My 20 minutes went fast. Before long, we were approaching the hilltop from the east, and the Birdman was yelling, “Clear for landing!” We put down, landing into the wind, only a few feet from where we had taken off.
My feet on the ground, I finally allowed my emotions to engage and felt an excitement of life.
Austin went next and flew through the same routine. Just as thrillingly, just as safely.
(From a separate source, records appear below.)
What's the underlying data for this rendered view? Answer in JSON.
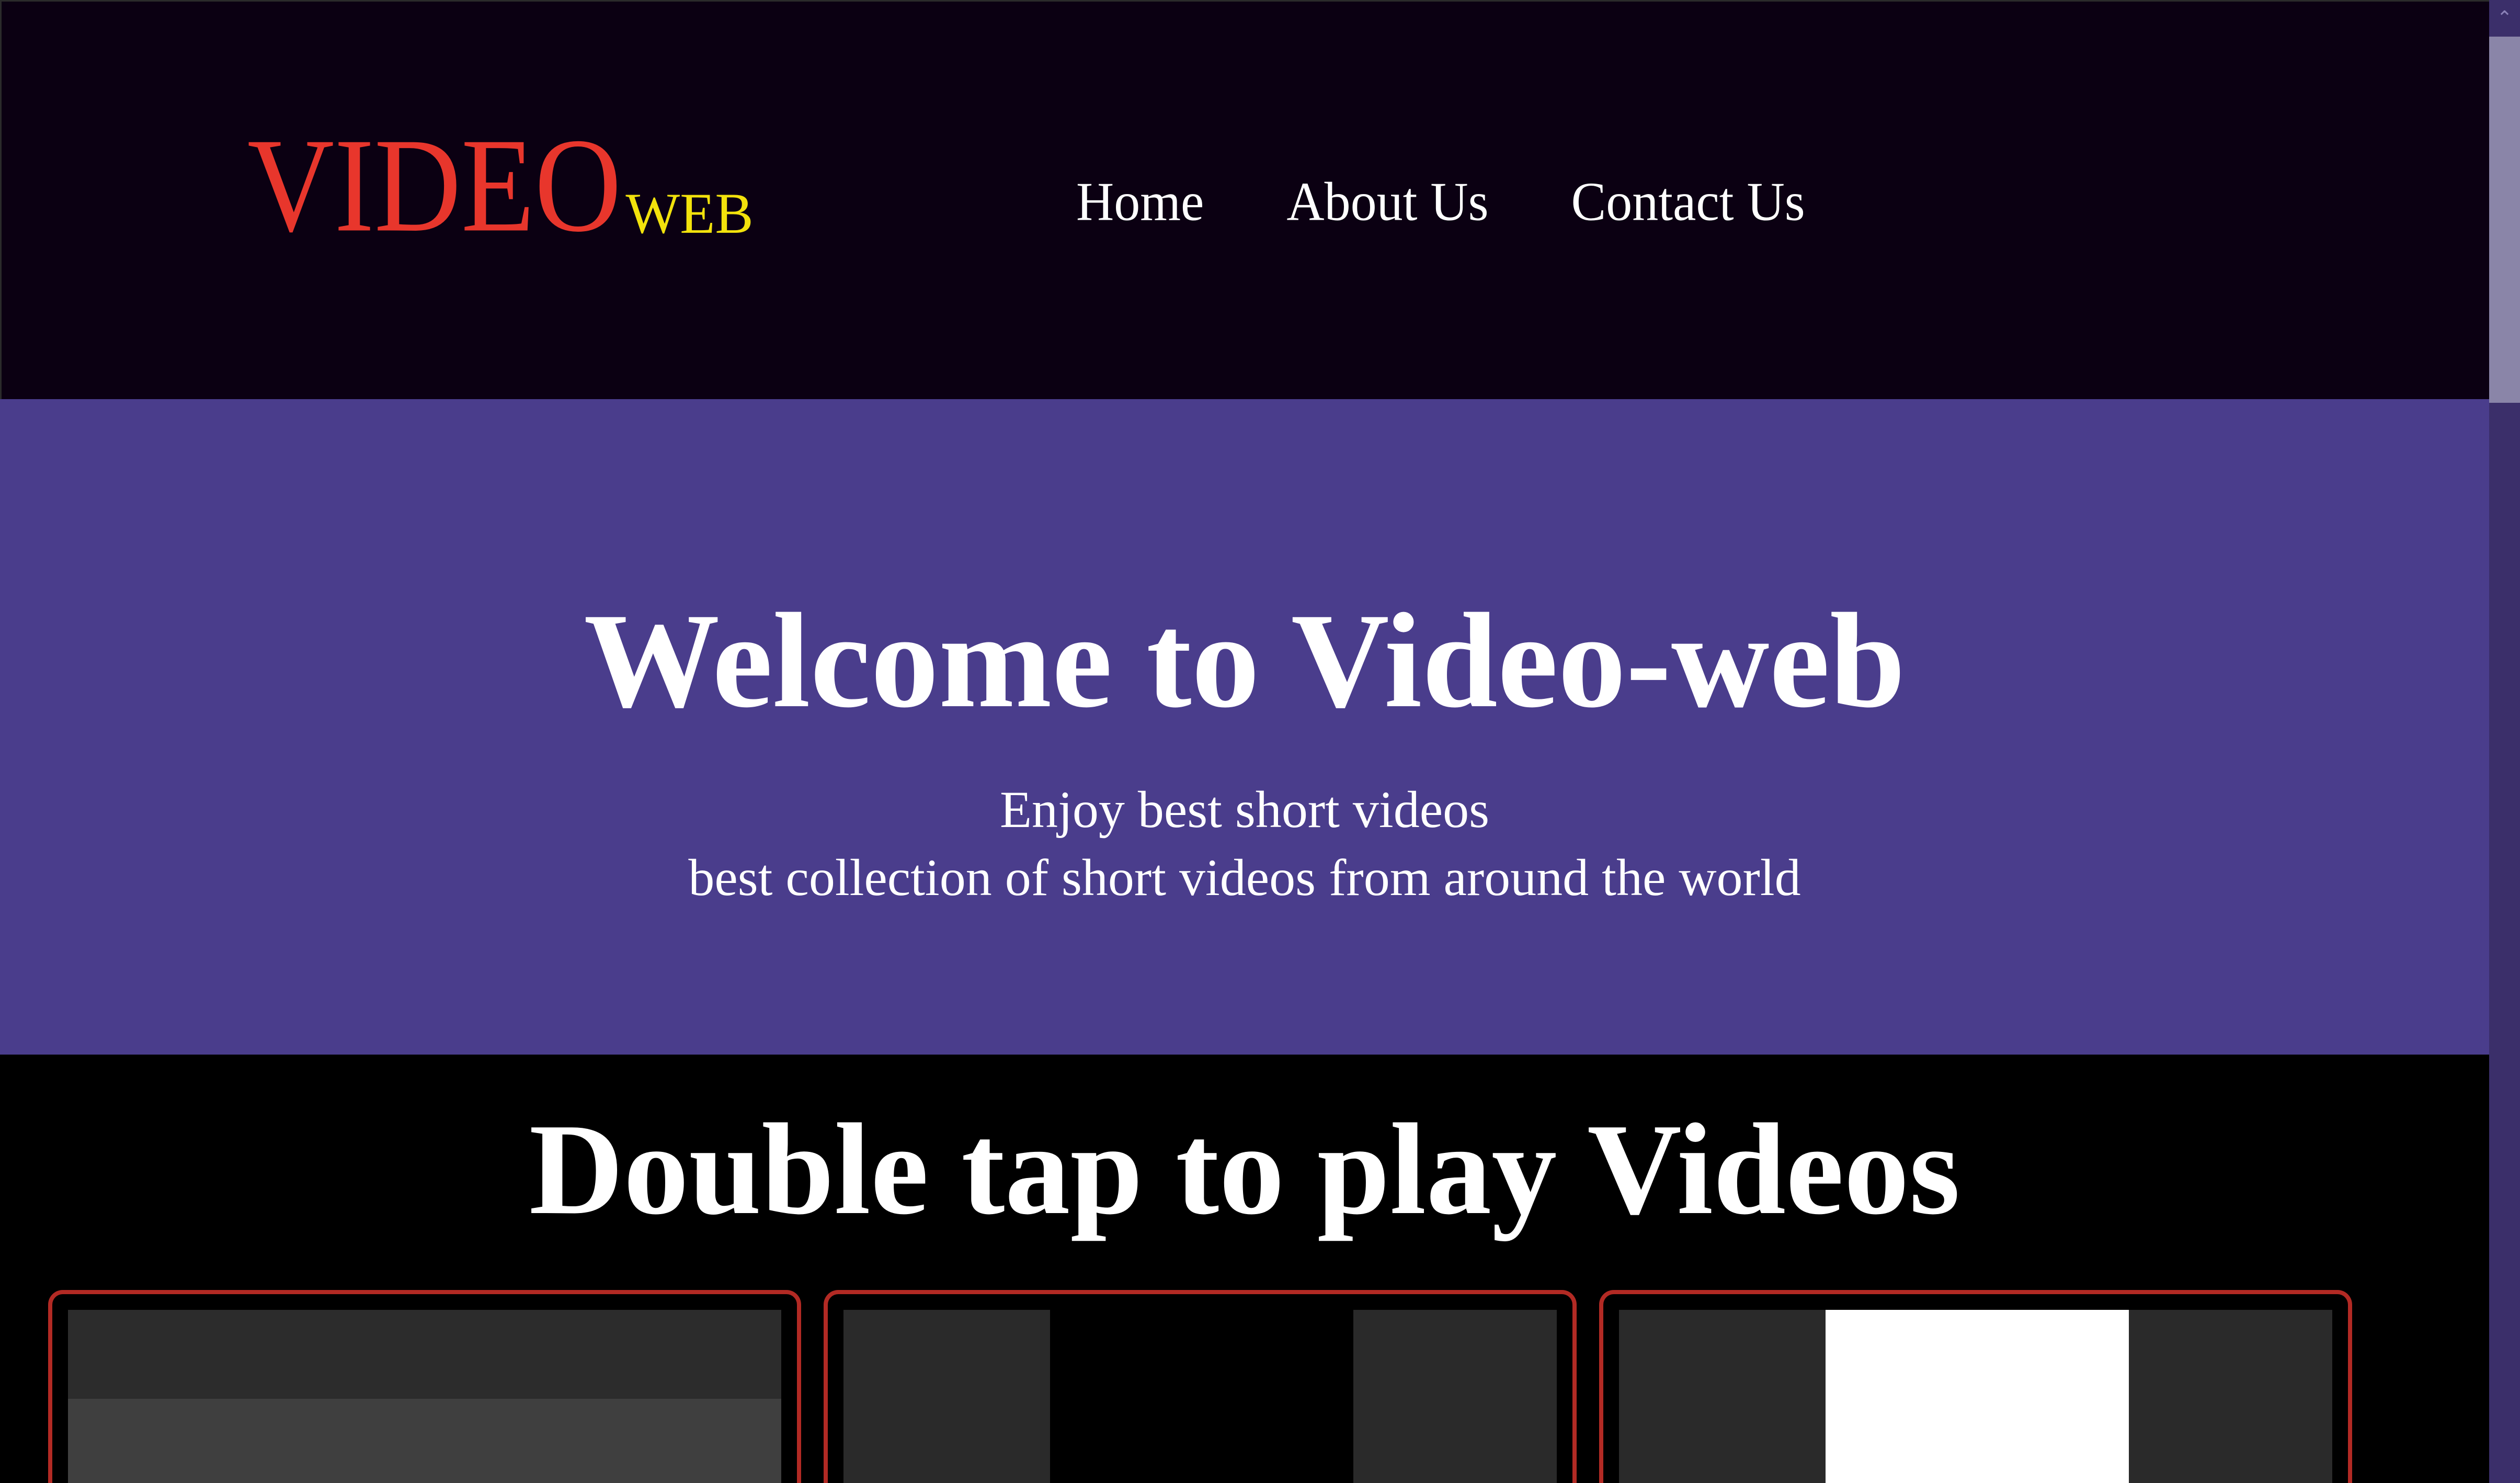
{
  "header": {
    "logo_main": "VIDEO",
    "logo_sub": "WEB",
    "nav": [
      "Home",
      "About Us",
      "Contact Us"
    ]
  },
  "hero": {
    "title": "Welcome to Video-web",
    "subtitle_line1": "Enjoy best short videos",
    "subtitle_line2": "best collection of short videos from around the world"
  },
  "videos": {
    "title": "Double tap to play Videos"
  },
  "colors": {
    "header_bg": "#0b0012",
    "hero_bg": "#4a3d8c",
    "logo_main": "#e8362c",
    "logo_sub": "#f2e20c",
    "card_border": "#b22a24"
  },
  "scrollbar": {
    "up_icon": "chevron-up-icon"
  }
}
As we drove home on the freeway, Jeff and Austin and I talked about flight. We talked about dying. We talked about risk. Jeff told us about a long-distance paraglide he’d once taken, skimming above all the majestic mountains of the Wasatch Front, from the Y above Provo, then above Timp, and into the mountains above Salt Lake City. He said he saw Springtime streams of water, trickling through granite rivulets and into mountain pools.
Thanks, Emily. I really had a great time. And thanks, Jeff. Thanks, Austin. Thanks, Birdman. And A footnote: Knowing that my parents would stress out about this little adventure, I hadn’t told them about it. But Austin told them, the night before we went, and it really did stress them out. And yes, they reminded Austin about George and warned him about the risks. But thanks, mom and dad, for praying for a safe landing. The landing was great, and the flight was amazing.